Just when life can't get any more disastrously crazy, Harper finds out who she's charged to protect: David Stark, school reporter, subject of a mysterious prophecy and possibly Harper's least favorite person. But things get complicated when Harper starts falling for him—and discovers that David's own fate could very well be to destroy Earth.
With snappy banter, cotillion dresses, non-stop action and a touch of magic, this new young adult series from bestseller Rachel Hawkins is going to make y'all beg for more.
So I lead the Indy chapter of the ForeverYoungAdult book club and this is our selection for December. (If you're in the Indy area, you should join us!) I'm not sure I would have picked this up on my own, but it was a very pleasant surprise, and I genuinely mean surprise because the premise is a little off the wall.
The setup of the story had me worrying it was going to be a fantastical, Southern version of Mean Girls.

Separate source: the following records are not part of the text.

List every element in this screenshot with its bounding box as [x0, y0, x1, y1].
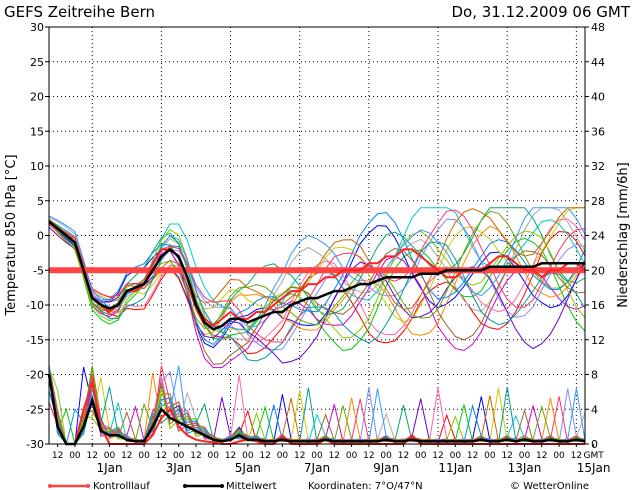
chart-title: GEFS Zeitreihe Bern [4, 3, 155, 21]
x-tick-label: 00 [208, 451, 220, 461]
x-tick-label: 12 [156, 451, 167, 461]
x-tick-label: 12 [294, 451, 305, 461]
x-tick-label: 00 [311, 451, 323, 461]
right-tick-label: 0 [591, 438, 598, 451]
mean-precip-line [47, 374, 586, 446]
left-tick-label: -20 [26, 369, 44, 382]
x-tick-label: 12 [501, 451, 512, 461]
member-precip-line [48, 365, 586, 445]
date-label: 3Jan [166, 461, 192, 475]
x-tick-label: 12 [52, 451, 63, 461]
x-tick-label: 00 [242, 451, 254, 461]
right-tick-label: 12 [591, 334, 605, 347]
left-tick-label: -15 [26, 334, 44, 347]
x-tick-label: GMT [584, 451, 605, 461]
right-tick-label: 8 [591, 369, 598, 382]
x-tick-label: 00 [69, 451, 81, 461]
left-tick-label: 0 [37, 230, 44, 243]
legend-mean-label: Mittelwert [226, 481, 277, 490]
right-tick-label: 28 [591, 195, 605, 208]
legend-mean-marker [183, 484, 187, 488]
date-label: 9Jan [373, 461, 399, 475]
left-tick-label: 5 [37, 195, 44, 208]
control-run-temp-line [48, 220, 586, 328]
left-tick-label: -30 [26, 438, 44, 451]
legend: Kontrolllauf Mittelwert Koordinaten: 7°O… [48, 481, 589, 490]
right-axis-label: Niederschlag [mm/6h] [616, 162, 631, 307]
left-axis-label: Temperatur 850 hPa [°C] [4, 154, 19, 316]
right-tick-label: 20 [591, 264, 605, 277]
legend-mean-marker-end [220, 484, 224, 488]
right-tick-label: 4 [591, 403, 598, 416]
left-axis-ticks: 30 25 20 15 10 5 0 -5 -10 -15 -20 -25 -30 [26, 21, 49, 451]
right-tick-label: 44 [591, 56, 605, 69]
left-tick-label: 25 [30, 56, 44, 69]
x-tick-label: 12 [363, 451, 374, 461]
right-tick-label: 16 [591, 299, 605, 312]
precipitation-series [48, 365, 586, 446]
x-tick-label: 12 [536, 451, 547, 461]
run-timestamp: Do, 31.12.2009 06 GMT [452, 3, 631, 21]
x-tick-label: 00 [519, 451, 531, 461]
right-tick-label: 48 [591, 21, 605, 34]
x-tick-label: 12 [86, 451, 97, 461]
date-label: 5Jan [235, 461, 261, 475]
right-tick-label: 24 [591, 230, 605, 243]
left-tick-label: -25 [26, 403, 44, 416]
date-label: 7Jan [304, 461, 330, 475]
left-tick-label: 30 [30, 21, 44, 34]
x-tick-label: 12 [225, 451, 236, 461]
x-tick-label: 00 [346, 451, 358, 461]
member-temp-line [48, 211, 586, 346]
x-tick-label: 00 [138, 451, 150, 461]
x-tick-label: 00 [104, 451, 116, 461]
right-tick-label: 36 [591, 125, 605, 138]
date-label: 1Jan [96, 461, 122, 475]
x-tick-label: 12 [190, 451, 201, 461]
coordinates-label: Koordinaten: 7°O/47°N [308, 481, 423, 490]
left-tick-label: 20 [30, 91, 44, 104]
x-tick-label: 12 [398, 451, 409, 461]
left-tick-label: 10 [30, 160, 44, 173]
legend-control-run-marker [48, 484, 52, 488]
date-label: 11Jan [438, 461, 472, 475]
x-tick-label: 00 [415, 451, 427, 461]
member-temp-line [48, 223, 586, 362]
x-tick-label: 12 [259, 451, 270, 461]
x-tick-label: 00 [553, 451, 565, 461]
date-label: 13Jan [508, 461, 542, 475]
x-tick-label: 00 [277, 451, 289, 461]
left-tick-label: -5 [33, 264, 44, 277]
left-tick-label: -10 [26, 299, 44, 312]
x-tick-label: 12 [571, 451, 582, 461]
x-tick-label: 12 [432, 451, 443, 461]
date-label: 15Jan [577, 461, 611, 475]
left-tick-label: 15 [30, 125, 44, 138]
grid-lines [49, 27, 585, 444]
legend-control-run-marker-end [86, 484, 90, 488]
x-tick-label: 12 [121, 451, 132, 461]
x-tick-label: 00 [450, 451, 462, 461]
x-tick-label: 00 [484, 451, 496, 461]
x-tick-label: 12 [467, 451, 478, 461]
x-axis-ticks: 12 00 12 00 12 00 12 00 12 00 12 00 12 00 12 00 12 00 12 00… [52, 444, 611, 475]
mean-temp-line [48, 220, 585, 331]
x-tick-label: 00 [380, 451, 392, 461]
member-temp-line [48, 218, 586, 343]
right-tick-label: 32 [591, 160, 605, 173]
right-tick-label: 40 [591, 91, 605, 104]
temperature-series [48, 207, 586, 369]
x-tick-label: 00 [173, 451, 185, 461]
credit-label: © WetterOnline [510, 481, 589, 490]
x-tick-label: 12 [329, 451, 340, 461]
legend-control-run-label: Kontrolllauf [93, 481, 150, 490]
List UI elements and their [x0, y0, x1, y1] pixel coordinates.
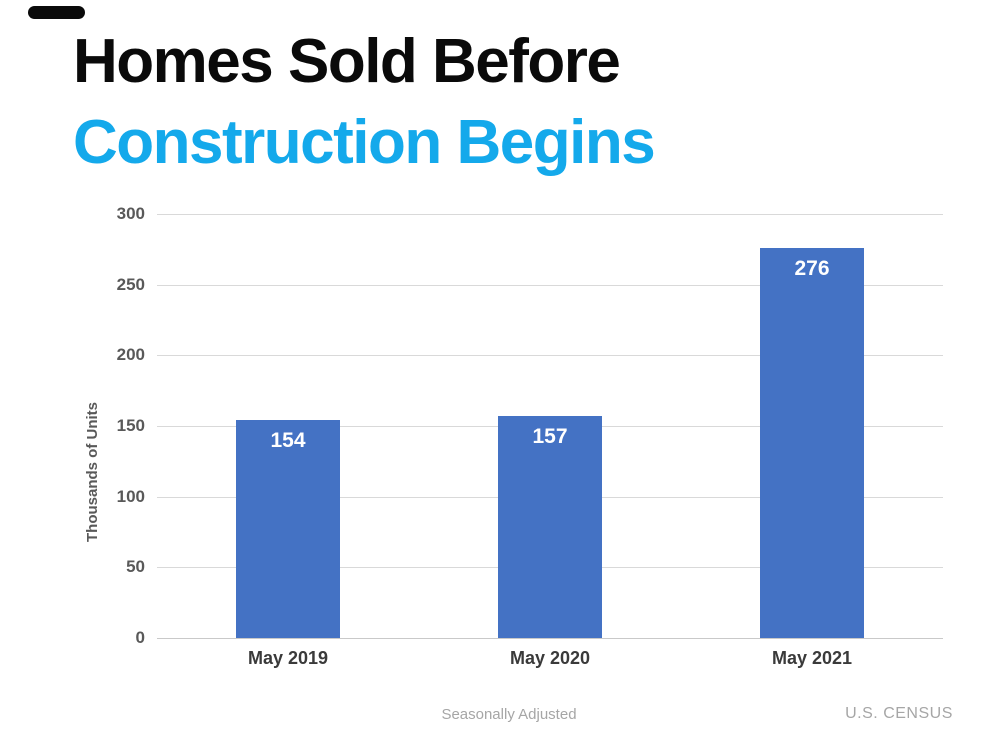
bar-value-label: 276: [794, 256, 830, 280]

Harper has that presence. She's smart, driven, and people want to be around her. But Harper isn't mean, vindictive, or cruel. She's a really sweet girl who believes in hard work and like any dedicated Southern belle, has her future planned out. That future did not include becoming a Paladin, an ancient guardian of an oracle, and that future most certainly did not include spending extended periods of time with David Stark, her mortal enemy.
This book falls nicely in-between good literature and fluff. It's not a mind-bending, thought-provoking story that makes you change your outlook on life. It's fun and entertains, just as I suspect it was intended to do. Harper is likable (her friends and family equally so), and the plot is interesting and quick paced. It might certainly encourage any Greek myth loving teen reader to investigate the concepts of Paladins and oracles a bit more. And it has a certain Southern charm that is always agreeable as far as I'm concerned.
The audiobook, by the way, is excellent. I think it was the reader's Southern accent that had me at hello. All of the guy characters sound confusingly similar, but Harper's drawl is fantastic. I'm pretty sure I'll be picking up the sequel.